Née il y a plus de 25 ans, la marque La Bergerie demeure attachée à l'idée de ses premiers jours : valoriser le lait de brebis des producteurs de Lozère certifié AB. « C'est un moment important pour nous. Depuis ses débuts, le site de la Bergerie a une place à part dans l'écosystème Olga : il a eu un rôle de modèle d'expérimentation dans notre lien avec le monde agricole, ou dans l'orientation de nos pratiques vers plus d'agroécologie. C'est un lieu de grands précurseurs, qui fut bien au-delà de tous les standards de l'époque aussi bien sur le bien-être animal que sur le maintien de la biodiversité sur les exploitations. Nous mesurons tout le chemin parcouru ces dix dernières années, et sommes très optimistes pour l'avenir du site et des marques qui y sont produits pour la prochaine décennie ! » a souligné Olivier Clanchin, président d'Olga, lors des célébrations.
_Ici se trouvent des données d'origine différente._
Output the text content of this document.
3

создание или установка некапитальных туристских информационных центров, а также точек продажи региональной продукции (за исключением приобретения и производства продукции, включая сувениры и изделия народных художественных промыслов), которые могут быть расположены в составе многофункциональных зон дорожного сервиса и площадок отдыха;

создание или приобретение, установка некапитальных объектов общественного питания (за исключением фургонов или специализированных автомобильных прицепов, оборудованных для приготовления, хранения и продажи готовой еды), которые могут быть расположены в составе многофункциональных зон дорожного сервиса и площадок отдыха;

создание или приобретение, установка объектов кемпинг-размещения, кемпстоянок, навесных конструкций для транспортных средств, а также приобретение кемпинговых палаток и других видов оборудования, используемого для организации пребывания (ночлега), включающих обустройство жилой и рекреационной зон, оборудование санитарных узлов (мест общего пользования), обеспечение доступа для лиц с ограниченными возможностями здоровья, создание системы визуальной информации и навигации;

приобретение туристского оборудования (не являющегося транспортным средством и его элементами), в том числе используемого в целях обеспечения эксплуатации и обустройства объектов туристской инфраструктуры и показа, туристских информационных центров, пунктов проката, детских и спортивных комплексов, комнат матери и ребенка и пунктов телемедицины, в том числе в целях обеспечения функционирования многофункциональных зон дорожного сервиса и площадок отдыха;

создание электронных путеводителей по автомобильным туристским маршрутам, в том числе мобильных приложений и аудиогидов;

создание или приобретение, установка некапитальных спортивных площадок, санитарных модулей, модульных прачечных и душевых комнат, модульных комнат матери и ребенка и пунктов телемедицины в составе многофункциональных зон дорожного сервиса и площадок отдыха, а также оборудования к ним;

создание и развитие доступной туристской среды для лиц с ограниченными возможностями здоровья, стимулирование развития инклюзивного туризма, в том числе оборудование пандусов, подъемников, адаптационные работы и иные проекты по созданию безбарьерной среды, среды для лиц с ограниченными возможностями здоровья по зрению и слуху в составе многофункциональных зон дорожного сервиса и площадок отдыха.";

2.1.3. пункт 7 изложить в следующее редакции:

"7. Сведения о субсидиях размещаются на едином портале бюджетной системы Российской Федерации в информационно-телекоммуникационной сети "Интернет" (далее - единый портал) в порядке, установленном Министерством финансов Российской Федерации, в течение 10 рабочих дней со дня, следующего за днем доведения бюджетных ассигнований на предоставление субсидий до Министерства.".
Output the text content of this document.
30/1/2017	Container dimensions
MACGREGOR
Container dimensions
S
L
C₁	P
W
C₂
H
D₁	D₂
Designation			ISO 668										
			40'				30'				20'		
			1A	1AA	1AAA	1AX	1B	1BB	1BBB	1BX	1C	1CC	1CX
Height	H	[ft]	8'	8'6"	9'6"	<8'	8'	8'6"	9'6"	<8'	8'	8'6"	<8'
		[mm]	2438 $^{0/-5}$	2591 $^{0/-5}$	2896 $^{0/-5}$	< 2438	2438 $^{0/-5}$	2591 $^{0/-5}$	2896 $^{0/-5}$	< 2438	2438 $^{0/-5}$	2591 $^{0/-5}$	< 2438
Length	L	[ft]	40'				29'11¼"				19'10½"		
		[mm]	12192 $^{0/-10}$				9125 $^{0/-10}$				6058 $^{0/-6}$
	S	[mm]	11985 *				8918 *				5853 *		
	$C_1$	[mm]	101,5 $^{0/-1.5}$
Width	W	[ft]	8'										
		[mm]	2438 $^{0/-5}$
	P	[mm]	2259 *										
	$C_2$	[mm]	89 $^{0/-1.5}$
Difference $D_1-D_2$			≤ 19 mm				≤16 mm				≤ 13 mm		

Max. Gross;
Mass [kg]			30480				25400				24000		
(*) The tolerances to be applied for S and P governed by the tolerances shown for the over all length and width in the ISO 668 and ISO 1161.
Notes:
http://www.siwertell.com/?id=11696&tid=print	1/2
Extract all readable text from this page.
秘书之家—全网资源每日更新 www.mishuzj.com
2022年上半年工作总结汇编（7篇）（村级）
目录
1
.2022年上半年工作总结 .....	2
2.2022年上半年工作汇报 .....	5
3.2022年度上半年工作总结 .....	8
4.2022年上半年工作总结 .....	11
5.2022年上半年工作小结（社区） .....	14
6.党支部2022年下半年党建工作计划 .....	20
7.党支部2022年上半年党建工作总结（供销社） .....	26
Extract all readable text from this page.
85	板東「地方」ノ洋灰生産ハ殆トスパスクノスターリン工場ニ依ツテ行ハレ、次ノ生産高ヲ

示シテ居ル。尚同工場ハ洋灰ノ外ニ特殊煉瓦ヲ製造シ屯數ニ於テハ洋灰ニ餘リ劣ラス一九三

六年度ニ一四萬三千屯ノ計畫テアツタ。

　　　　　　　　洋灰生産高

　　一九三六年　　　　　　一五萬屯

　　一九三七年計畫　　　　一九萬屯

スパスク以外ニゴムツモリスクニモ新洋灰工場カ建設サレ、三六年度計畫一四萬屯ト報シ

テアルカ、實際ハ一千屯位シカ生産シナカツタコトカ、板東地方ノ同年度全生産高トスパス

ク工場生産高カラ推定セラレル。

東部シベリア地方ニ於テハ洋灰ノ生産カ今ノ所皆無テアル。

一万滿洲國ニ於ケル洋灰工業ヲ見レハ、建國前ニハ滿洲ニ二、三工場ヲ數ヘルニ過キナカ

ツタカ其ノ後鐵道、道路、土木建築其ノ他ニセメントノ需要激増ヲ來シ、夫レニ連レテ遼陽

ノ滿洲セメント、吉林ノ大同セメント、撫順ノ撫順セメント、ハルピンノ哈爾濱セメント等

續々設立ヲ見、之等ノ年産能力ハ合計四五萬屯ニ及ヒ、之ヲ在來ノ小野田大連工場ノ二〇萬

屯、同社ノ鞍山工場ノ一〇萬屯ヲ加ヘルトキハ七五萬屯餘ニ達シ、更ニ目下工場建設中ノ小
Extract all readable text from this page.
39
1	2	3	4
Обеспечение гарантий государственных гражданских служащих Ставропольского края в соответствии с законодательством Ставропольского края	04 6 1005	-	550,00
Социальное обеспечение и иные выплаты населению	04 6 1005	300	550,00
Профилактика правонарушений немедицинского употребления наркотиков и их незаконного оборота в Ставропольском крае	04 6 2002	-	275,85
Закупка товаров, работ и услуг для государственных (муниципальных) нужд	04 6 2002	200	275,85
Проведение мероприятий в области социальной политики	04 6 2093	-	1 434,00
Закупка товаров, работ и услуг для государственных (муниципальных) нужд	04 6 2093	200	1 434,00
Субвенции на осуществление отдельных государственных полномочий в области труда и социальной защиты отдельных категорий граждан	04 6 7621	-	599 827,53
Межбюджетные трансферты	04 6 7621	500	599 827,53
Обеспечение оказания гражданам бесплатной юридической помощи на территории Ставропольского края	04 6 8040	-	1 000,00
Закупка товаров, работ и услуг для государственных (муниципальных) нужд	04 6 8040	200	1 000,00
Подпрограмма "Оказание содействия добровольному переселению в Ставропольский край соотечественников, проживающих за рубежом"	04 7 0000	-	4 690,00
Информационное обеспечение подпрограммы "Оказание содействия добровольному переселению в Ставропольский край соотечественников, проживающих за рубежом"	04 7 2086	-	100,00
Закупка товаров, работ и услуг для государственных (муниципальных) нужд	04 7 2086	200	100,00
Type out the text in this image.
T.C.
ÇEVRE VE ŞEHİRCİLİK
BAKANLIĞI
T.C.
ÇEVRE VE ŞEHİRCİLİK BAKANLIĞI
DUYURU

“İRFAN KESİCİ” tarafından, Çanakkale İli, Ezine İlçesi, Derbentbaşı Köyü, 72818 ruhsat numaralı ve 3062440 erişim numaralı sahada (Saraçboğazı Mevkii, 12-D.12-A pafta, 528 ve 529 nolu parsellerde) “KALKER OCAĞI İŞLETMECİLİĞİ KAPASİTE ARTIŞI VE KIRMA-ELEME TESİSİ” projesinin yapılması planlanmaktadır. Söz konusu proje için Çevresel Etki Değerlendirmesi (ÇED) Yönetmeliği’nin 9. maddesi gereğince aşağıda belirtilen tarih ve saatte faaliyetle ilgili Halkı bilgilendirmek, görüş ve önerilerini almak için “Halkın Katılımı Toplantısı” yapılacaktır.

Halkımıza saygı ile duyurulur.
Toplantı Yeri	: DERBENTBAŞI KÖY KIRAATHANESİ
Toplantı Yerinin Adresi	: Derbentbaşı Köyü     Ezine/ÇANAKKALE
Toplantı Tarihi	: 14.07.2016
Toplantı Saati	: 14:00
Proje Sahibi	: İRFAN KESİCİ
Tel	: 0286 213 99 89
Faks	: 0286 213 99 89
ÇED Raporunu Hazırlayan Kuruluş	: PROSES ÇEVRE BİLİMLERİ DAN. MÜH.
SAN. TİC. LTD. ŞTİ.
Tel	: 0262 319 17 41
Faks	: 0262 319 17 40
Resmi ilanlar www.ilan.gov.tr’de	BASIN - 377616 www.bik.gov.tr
Le site de La Bergerie rassemble aujourd'hui 35 collaborateurs, contre 18 en 2012, lors de son installation à la Tieule, qui permet à la marque de prendre une autre dimension industrielle. En dix ans, la collecte de lait de brebis bio est passée de trois millions de litres de lait à huit millions collectés, permettant de produire 6 500 tonnes de yaourt (contre 2 500 tonnes en 2012). Et le nombre de producteurs locaux livrant du lait bio est passé de 25 à 50. Distribués dans dix réseaux bio en France, les gammes Vrai et Bergerie de Lozère viennent de s'enrichir d'une nouvelle gamme, des yaourts à la grecque.
À l'occasion de cet anniversaire, les marques La Bergerie et Vrai ont aussi dévoilé leur nouveau look. La Bergerie s'offre une nouvelle identité visuelle qui « valorise son ancrage territorial et sa fierté de fabriquer des produits bio, locaux et désormais équitables », grâce à l'obtention récente du label Équitable et Bio Biopartenaire®*. Si le groupe Olga a choisi ce partenaire peu connu en France pour l'accompagner dans ses démarches de labelisation équitable, c'est aussi pour « les nombreuses exigences qu'il amenait ». Pour pouvoir prétendre à la labelisation, les cahiers des charges, déjà stricts, ont du être revus avec les éleveurs, pour intégrer des exigences de bien-être animal, de bien-être au travail des producteurs, et un prix rémunérateur garanti (pour la durée d'un cycle contractuel, trois ans), notamment. Un travail de fond, commencé il y a déjà près d'un an, qui est sur le point d'aboutir.